Most every Tuesday I answer questions submitted by readers on my formspring.me account. I invite questions or insight anonymously on the site and answer them in a post the following week. Submit your questions for next week’s edition by clicking this link. Link opens in a new window.
A: Yes. Of course.
As long as my partner could respect my interests, I’m cool with it.
While I find college football to be an important part of my childhood and something that I enjoy watching and attending in person, it is not a deal breaker for me if someone I chose to date simply didn’t care for football. We all have our passions, and most of us have more than one. I like college football, reading, blogging, and trying new restaurants among many, many other things. So I am confident that even if we didn’t share a common love of college football, we would connect on some other level and enjoy doing other things together. While I really, really love college football, it’s certainly not the only thing that I enjoy and find passion in.

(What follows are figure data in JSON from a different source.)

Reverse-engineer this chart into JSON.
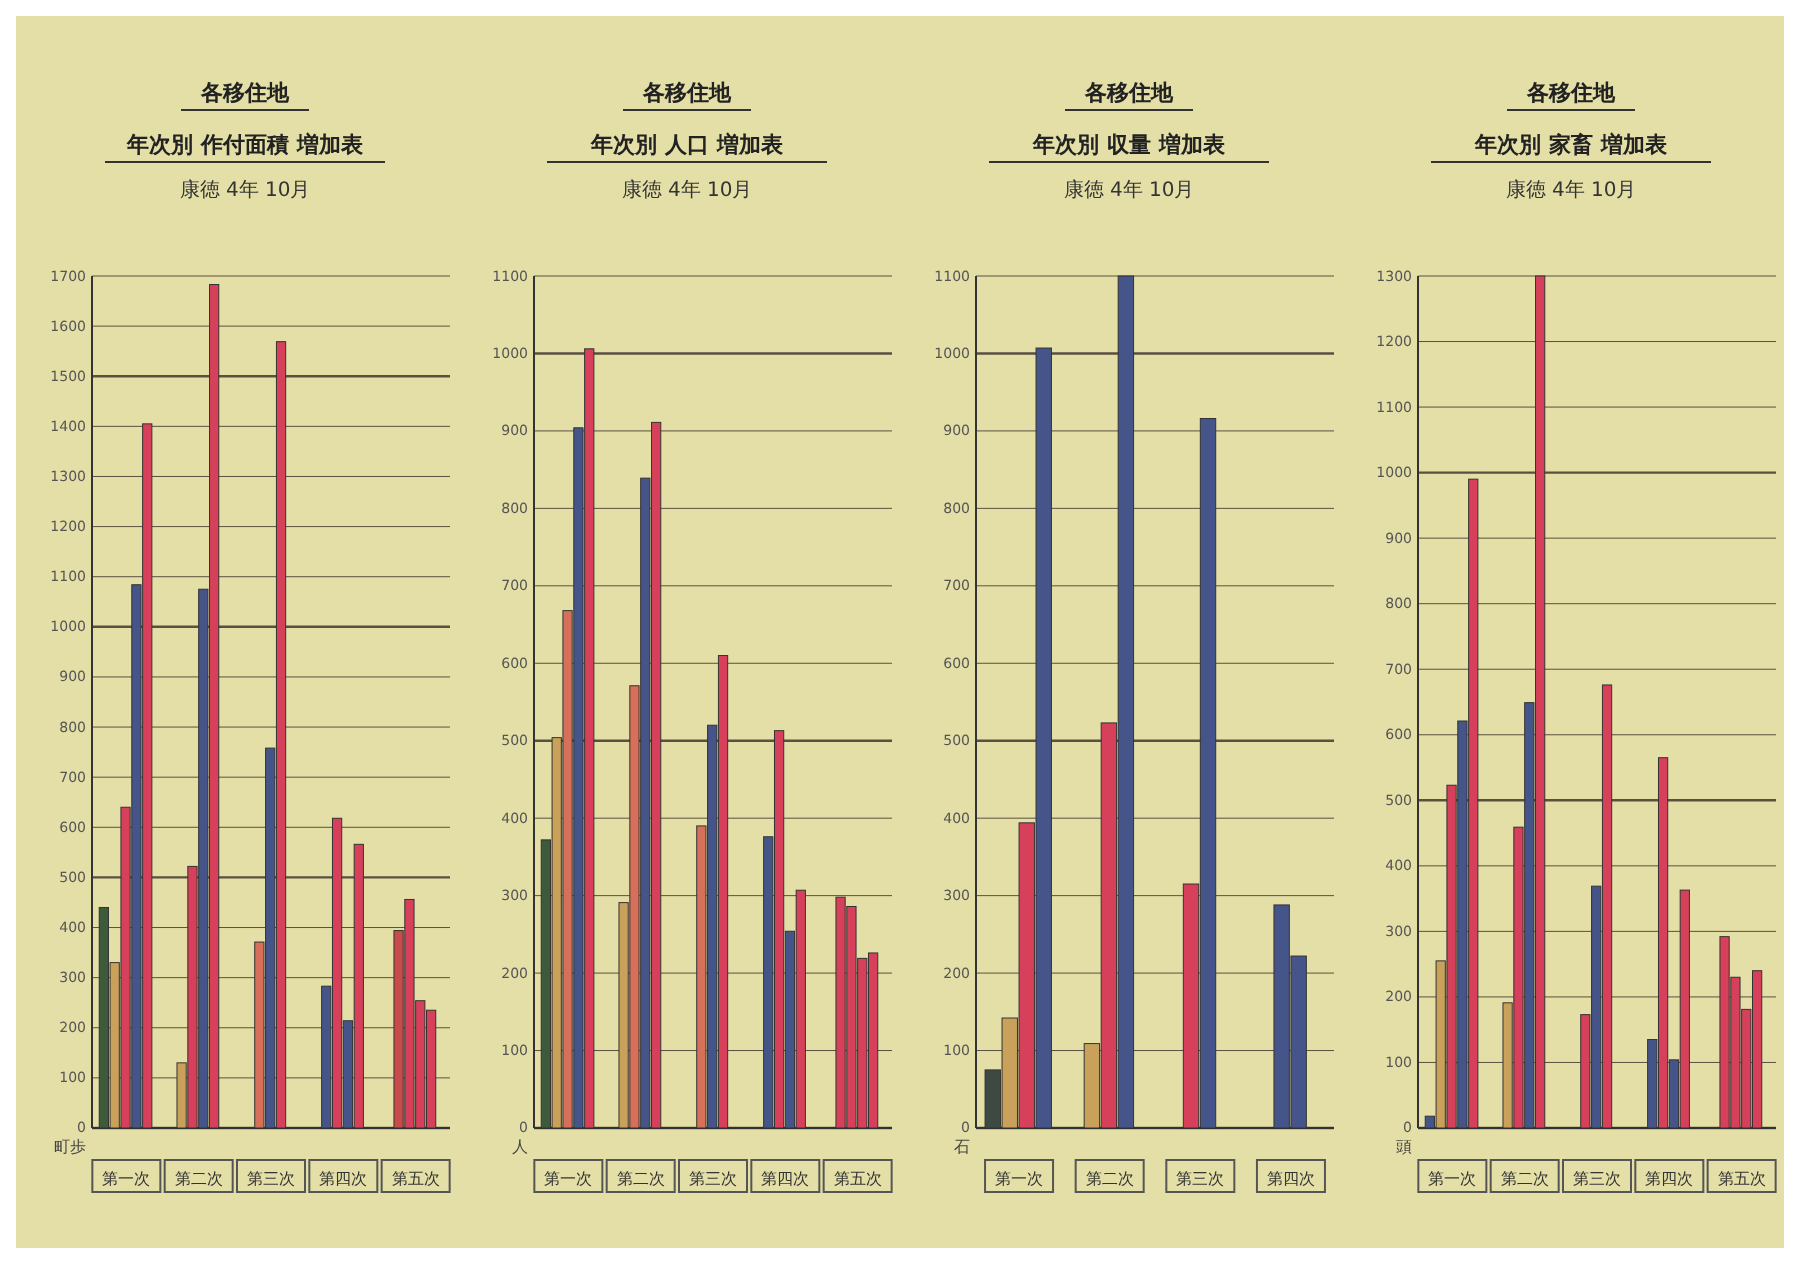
{
  "chart_data": [
    {
      "type": "bar",
      "title": "各移住地",
      "subtitle": "年次別 作付面積 増加表",
      "annotations": [
        "康徳 4年 10月"
      ],
      "ylabel": "町歩",
      "categories": [
        "第一次",
        "第二次",
        "第三次",
        "第四次",
        "第五次"
      ],
      "series": [
        {
          "colors": [
            "#3d5a3a",
            "#c9a15a",
            "#d6705a",
            "#45558a",
            "#c94a4a"
          ],
          "values": [
            440,
            130,
            371,
            283,
            394
          ]
        },
        {
          "colors": [
            "#c9a15a",
            "#d6405a",
            "#45558a",
            "#d6405a",
            "#d6405a"
          ],
          "values": [
            330,
            522,
            758,
            618,
            456
          ]
        },
        {
          "colors": [
            "#d6405a",
            "#45558a",
            "#d6405a",
            "#45558a",
            "#d6405a"
          ],
          "values": [
            640,
            1075,
            1569,
            214,
            254
          ]
        },
        {
          "colors": [
            "#45558a",
            "#d6405a",
            null,
            "#d6405a",
            "#d6405a"
          ],
          "values": [
            1084,
            1683,
            null,
            566,
            235
          ]
        },
        {
          "colors": [
            "#d6405a",
            null,
            null,
            null,
            null
          ],
          "values": [
            1405,
            null,
            null,
            null,
            null
          ]
        }
      ],
      "ylim": [
        0,
        1700
      ],
      "yticks": [
        0,
        100,
        200,
        300,
        400,
        500,
        600,
        700,
        800,
        900,
        1000,
        1100,
        1200,
        1300,
        1400,
        1500,
        1600,
        1700
      ],
      "grid": "y"
    },
    {
      "type": "bar",
      "title": "各移住地",
      "subtitle": "年次別 人口 増加表",
      "annotations": [
        "康徳 4年 10月"
      ],
      "ylabel": "人",
      "categories": [
        "第一次",
        "第二次",
        "第三次",
        "第四次",
        "第五次"
      ],
      "series": [
        {
          "colors": [
            "#3d5a3a",
            "#c9a15a",
            "#d6705a",
            "#45558a",
            "#d6405a"
          ],
          "values": [
            372,
            291,
            390,
            376,
            298
          ]
        },
        {
          "colors": [
            "#c9a15a",
            "#d6705a",
            "#45558a",
            "#d6405a",
            "#d6405a"
          ],
          "values": [
            504,
            571,
            520,
            513,
            286
          ]
        },
        {
          "colors": [
            "#d6705a",
            "#45558a",
            "#d6405a",
            "#45558a",
            "#d6405a"
          ],
          "values": [
            668,
            839,
            610,
            254,
            219
          ]
        },
        {
          "colors": [
            "#45558a",
            "#d6405a",
            null,
            "#d6405a",
            "#d6405a"
          ],
          "values": [
            904,
            911,
            null,
            307,
            226
          ]
        },
        {
          "colors": [
            "#d6405a",
            null,
            null,
            null,
            null
          ],
          "values": [
            1006,
            null,
            null,
            null,
            null
          ]
        }
      ],
      "ylim": [
        0,
        1100
      ],
      "yticks": [
        0,
        100,
        200,
        300,
        400,
        500,
        600,
        700,
        800,
        900,
        1000,
        1100
      ],
      "grid": "y"
    },
    {
      "type": "bar",
      "title": "各移住地",
      "subtitle": "年次別 収量 増加表",
      "annotations": [
        "康徳 4年 10月"
      ],
      "ylabel": "石",
      "categories": [
        "第一次",
        "第二次",
        "第三次",
        "第四次"
      ],
      "series": [
        {
          "colors": [
            "#3d4a44",
            "#c9a15a",
            "#d6405a",
            "#45558a"
          ],
          "values": [
            75,
            109,
            315,
            288
          ]
        },
        {
          "colors": [
            "#c9a15a",
            "#d6405a",
            "#45558a",
            "#45558a"
          ],
          "values": [
            142,
            523,
            916,
            222
          ]
        },
        {
          "colors": [
            "#d6405a",
            "#45558a",
            null,
            null
          ],
          "values": [
            394,
            1100,
            null,
            null
          ]
        },
        {
          "colors": [
            "#45558a",
            null,
            null,
            null
          ],
          "values": [
            1007,
            null,
            null,
            null
          ]
        }
      ],
      "ylim": [
        0,
        1100
      ],
      "yticks": [
        0,
        100,
        200,
        300,
        400,
        500,
        600,
        700,
        800,
        900,
        1000,
        1100
      ],
      "grid": "y"
    },
    {
      "type": "bar",
      "title": "各移住地",
      "subtitle": "年次別 家畜 増加表",
      "annotations": [
        "康徳 4年 10月"
      ],
      "ylabel": "頭",
      "categories": [
        "第一次",
        "第二次",
        "第三次",
        "第四次",
        "第五次"
      ],
      "series": [
        {
          "colors": [
            "#45558a",
            "#c9a15a",
            "#d6405a",
            "#45558a",
            "#d6405a"
          ],
          "values": [
            18,
            191,
            173,
            135,
            292
          ]
        },
        {
          "colors": [
            "#c9a15a",
            "#d6405a",
            "#45558a",
            "#d6405a",
            "#d6405a"
          ],
          "values": [
            255,
            459,
            369,
            565,
            230
          ]
        },
        {
          "colors": [
            "#d6405a",
            "#45558a",
            "#d6405a",
            "#45558a",
            "#d6405a"
          ],
          "values": [
            523,
            649,
            676,
            104,
            181
          ]
        },
        {
          "colors": [
            "#45558a",
            "#d6405a",
            null,
            "#d6405a",
            "#d6405a"
          ],
          "values": [
            621,
            1300,
            null,
            363,
            240
          ]
        },
        {
          "colors": [
            "#d6405a",
            null,
            null,
            null,
            null
          ],
          "values": [
            990,
            null,
            null,
            null,
            null
          ]
        }
      ],
      "ylim": [
        0,
        1300
      ],
      "yticks": [
        0,
        100,
        200,
        300,
        400,
        500,
        600,
        700,
        800,
        900,
        1000,
        1100,
        1200,
        1300
      ],
      "grid": "y"
    }
  ]
}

Who wouldn’t I date, though? Someone with a chip on their should about my passion for football. It’s okay if you don’t find football interesting or important, but I don’t want my interest in football minimized. I don’t appreciate individuals who chastise fans of college football as stupid or intellectually deficient. It’s definitely rude and unnecessary. Just because we don’t share that in common doesn’t mean it’s okay for you to diminish its importance in my life. We all have our ‘vices’, we all have our interests. I really don’t want to call someone else’s passion a waste of time, energy, or intellectual effort. This is a basic truth I hold for all relationships in my life, romantic or otherwise. If you cannot respect who I am, why should we spend time together?
So no, you don’t have to love football to date me. You just have to love me as a whole and accept that it comes in the package. And I’ll do the same for you, for whatever it is you love!